Hollender et al.11 demonstrated that the parameters involved in compromise of the CNS were the presence of high levels of LDH, hypoalbuminemia, age < 60 years, and infiltration of extranodal sites. After that, Schmitz et al.20 analyzed 2210 patients with aggressive B-cell lymphoma (including Burkitt and DLCGB), 2.6% of whom had CNS relapse, with the most significant risk factors being age (average 50 years), high levels of LDH, and clinical Stage III or IV. In accordance with both studies, we also demonstrated that high levels of LDH and clinical stage were associated with a higher risk of CNS relapse. In contrast to Schmitz results, the age was not significant for CNS relapse in our series.
Evaluation of cerebrospinal fluid (CSF) in patients with DLBCL in the absence of neurological symptoms is not routinely indicated21. However, the documentation of having a high risk in the CNS-IPI is an absolute indication for such procedure21-23. Cytology alone has 60% sensitivity for leptomeningeal infiltration and virtually no ability to detect parenchymal lymphoma. The addition of flow cytometry significantly increases sensitivity in the diagnosis of CNS involvement, which can be found in approximately 10% of high-risk patients21.
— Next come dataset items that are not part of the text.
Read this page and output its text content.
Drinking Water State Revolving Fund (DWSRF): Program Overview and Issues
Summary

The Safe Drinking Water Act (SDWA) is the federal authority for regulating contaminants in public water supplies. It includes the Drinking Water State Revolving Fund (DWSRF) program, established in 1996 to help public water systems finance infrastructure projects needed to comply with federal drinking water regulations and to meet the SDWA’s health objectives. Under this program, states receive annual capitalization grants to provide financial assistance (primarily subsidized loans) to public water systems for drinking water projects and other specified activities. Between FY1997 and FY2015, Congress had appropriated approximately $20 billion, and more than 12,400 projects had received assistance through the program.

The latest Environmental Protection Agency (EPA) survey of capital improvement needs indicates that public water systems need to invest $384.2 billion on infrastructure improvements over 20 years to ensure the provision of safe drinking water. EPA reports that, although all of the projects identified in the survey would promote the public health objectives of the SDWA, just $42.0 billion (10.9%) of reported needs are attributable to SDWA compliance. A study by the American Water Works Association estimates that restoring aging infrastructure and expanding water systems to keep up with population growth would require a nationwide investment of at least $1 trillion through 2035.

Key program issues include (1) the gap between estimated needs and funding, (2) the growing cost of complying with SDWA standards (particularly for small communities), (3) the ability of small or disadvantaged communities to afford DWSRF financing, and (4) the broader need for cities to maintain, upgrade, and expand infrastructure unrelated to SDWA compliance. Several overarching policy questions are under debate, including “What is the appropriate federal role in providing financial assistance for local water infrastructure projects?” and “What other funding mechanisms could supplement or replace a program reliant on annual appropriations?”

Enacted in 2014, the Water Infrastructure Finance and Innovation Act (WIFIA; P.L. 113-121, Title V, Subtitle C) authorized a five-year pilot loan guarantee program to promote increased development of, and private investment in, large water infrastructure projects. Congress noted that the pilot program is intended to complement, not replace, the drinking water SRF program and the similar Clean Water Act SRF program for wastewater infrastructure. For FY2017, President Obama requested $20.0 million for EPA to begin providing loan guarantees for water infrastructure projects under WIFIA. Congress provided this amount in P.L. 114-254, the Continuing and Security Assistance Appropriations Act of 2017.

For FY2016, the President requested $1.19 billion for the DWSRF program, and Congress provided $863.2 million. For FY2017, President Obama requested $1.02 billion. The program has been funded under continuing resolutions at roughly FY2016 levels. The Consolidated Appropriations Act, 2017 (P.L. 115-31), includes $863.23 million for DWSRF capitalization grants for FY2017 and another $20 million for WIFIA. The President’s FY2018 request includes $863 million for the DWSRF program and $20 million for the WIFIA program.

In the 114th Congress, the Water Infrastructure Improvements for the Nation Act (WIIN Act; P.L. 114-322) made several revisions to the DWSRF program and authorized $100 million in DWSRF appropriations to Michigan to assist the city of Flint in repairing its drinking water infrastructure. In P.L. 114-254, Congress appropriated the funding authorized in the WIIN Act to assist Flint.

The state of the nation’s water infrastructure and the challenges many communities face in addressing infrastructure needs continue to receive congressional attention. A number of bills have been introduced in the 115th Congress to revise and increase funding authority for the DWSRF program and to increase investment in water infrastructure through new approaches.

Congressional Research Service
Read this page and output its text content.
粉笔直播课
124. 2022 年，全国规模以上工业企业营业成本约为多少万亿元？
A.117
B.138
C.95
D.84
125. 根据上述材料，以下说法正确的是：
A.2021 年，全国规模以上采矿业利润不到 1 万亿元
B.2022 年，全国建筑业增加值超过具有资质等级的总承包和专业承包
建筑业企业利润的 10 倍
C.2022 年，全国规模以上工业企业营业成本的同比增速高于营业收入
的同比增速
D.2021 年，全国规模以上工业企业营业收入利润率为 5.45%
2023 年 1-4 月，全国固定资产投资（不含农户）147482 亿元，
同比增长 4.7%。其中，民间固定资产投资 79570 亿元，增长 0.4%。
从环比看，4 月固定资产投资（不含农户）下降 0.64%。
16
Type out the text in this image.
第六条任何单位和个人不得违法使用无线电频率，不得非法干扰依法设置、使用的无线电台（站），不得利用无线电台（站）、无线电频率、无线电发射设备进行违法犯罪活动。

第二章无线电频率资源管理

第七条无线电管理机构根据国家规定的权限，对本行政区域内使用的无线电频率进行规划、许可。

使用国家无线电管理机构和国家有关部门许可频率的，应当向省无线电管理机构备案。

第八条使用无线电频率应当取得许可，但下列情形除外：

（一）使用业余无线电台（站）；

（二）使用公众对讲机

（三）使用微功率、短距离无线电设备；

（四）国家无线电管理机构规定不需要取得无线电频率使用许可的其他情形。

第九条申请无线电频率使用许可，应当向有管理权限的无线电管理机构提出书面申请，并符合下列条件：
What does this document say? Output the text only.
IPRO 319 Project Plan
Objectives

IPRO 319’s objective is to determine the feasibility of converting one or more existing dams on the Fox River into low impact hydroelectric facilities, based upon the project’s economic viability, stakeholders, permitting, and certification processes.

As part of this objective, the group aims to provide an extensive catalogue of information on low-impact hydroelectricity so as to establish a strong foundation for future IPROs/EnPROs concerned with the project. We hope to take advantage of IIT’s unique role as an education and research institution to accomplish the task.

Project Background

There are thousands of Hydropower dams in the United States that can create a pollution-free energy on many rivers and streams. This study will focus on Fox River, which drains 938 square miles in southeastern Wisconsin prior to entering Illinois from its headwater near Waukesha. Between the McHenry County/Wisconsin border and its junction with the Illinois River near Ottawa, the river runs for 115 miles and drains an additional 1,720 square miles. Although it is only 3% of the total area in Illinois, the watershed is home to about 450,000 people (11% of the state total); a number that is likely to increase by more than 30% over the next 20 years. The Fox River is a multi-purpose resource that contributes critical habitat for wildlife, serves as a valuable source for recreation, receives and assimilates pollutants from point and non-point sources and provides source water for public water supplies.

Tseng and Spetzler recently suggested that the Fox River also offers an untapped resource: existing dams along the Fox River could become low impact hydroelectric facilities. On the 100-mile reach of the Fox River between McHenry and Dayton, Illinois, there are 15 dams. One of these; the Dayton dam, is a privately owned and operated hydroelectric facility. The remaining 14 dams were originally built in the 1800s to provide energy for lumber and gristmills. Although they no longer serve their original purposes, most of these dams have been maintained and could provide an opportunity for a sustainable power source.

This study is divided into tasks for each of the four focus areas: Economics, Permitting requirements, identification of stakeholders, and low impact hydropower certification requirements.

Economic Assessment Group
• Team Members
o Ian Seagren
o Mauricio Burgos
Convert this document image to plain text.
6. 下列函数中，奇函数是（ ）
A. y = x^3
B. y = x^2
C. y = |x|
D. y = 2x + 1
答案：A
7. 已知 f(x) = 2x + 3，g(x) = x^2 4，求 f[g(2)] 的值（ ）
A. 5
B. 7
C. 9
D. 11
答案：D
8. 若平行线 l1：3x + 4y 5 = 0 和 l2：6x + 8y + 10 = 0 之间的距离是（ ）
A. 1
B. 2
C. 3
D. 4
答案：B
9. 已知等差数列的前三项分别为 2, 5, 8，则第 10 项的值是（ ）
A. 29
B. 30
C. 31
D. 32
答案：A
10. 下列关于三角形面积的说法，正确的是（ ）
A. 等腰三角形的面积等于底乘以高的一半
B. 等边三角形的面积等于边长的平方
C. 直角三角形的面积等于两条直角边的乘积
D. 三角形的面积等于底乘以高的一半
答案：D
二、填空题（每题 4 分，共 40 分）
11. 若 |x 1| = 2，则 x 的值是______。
The differences in the biological behavior of DLBCL remain an objective of research. Double-hit DLBCL has a higher frequency of early extranodal relapse, including at CNS24. In the same direction, the series by Savage et al. showed that CNS relapse was more significant in the group of patients with double expression (2-year risk of CNS relapse in double expressors vs. non-double expressors, 9.7% vs. 2.2%; p = 0.01), surpassing double-hit lymphomas25.
Klanova et al.26 evaluated in 1418 patients with DLBCL the impact of the CNS- IPI scale, the cell of origin (COO), and MYC/BCL2 (double expressor) on CNS relapse. These authors concluded that achieving a CNS-IPI higher than 4, as well as the COO` (ABC), had a statistical significance on CNS relapse risk, unlike cases with MYC/BCL2 expression, which were not significant in this series. In contrast to these authors, in our study, the COO was not significant to consider a risk of CNS relapse, and neither was the presence of double-hit lymphomas.
Different series have demonstrated the usefulness of the CNS-IPI in determining the impact of CNS relapse prediction, with a follow-up of 2 years10,24,25. Our series agreed with these authors. As shown in figure 1c, we demonstrated an impact in OS since the follow-up was longer than in previous studies. In agreement with other authors10,11,26, the benefit of CNS prophylaxis in prognosis and survival in high-risk patients according to the CNS-IPI is justified. Different strategies have been proposed, including intrathecal (IT) chemotherapy and high-dose methotrexate. IT chemotherapy does not penetrate the brain parenchyma and may be insufficient to avoid CNS relapses. Systemic high-dose methotrexate penetrates to leptomeningeal and parenchymal compartments, but its toxicity may limit this approach in older patients27. Therefore, considering the impact on OS, the addition of high-dose methotrexate in these high-risk patients should be considered.
The limitations of this study include that it is retrospective and single center. However, the population studied is large, even when compared to other international series.
This study showed that the CNS-IPI is associated with survival and not only with CNS relapse. Therefore, we propose its use as a prognostic tool for a prospective validation.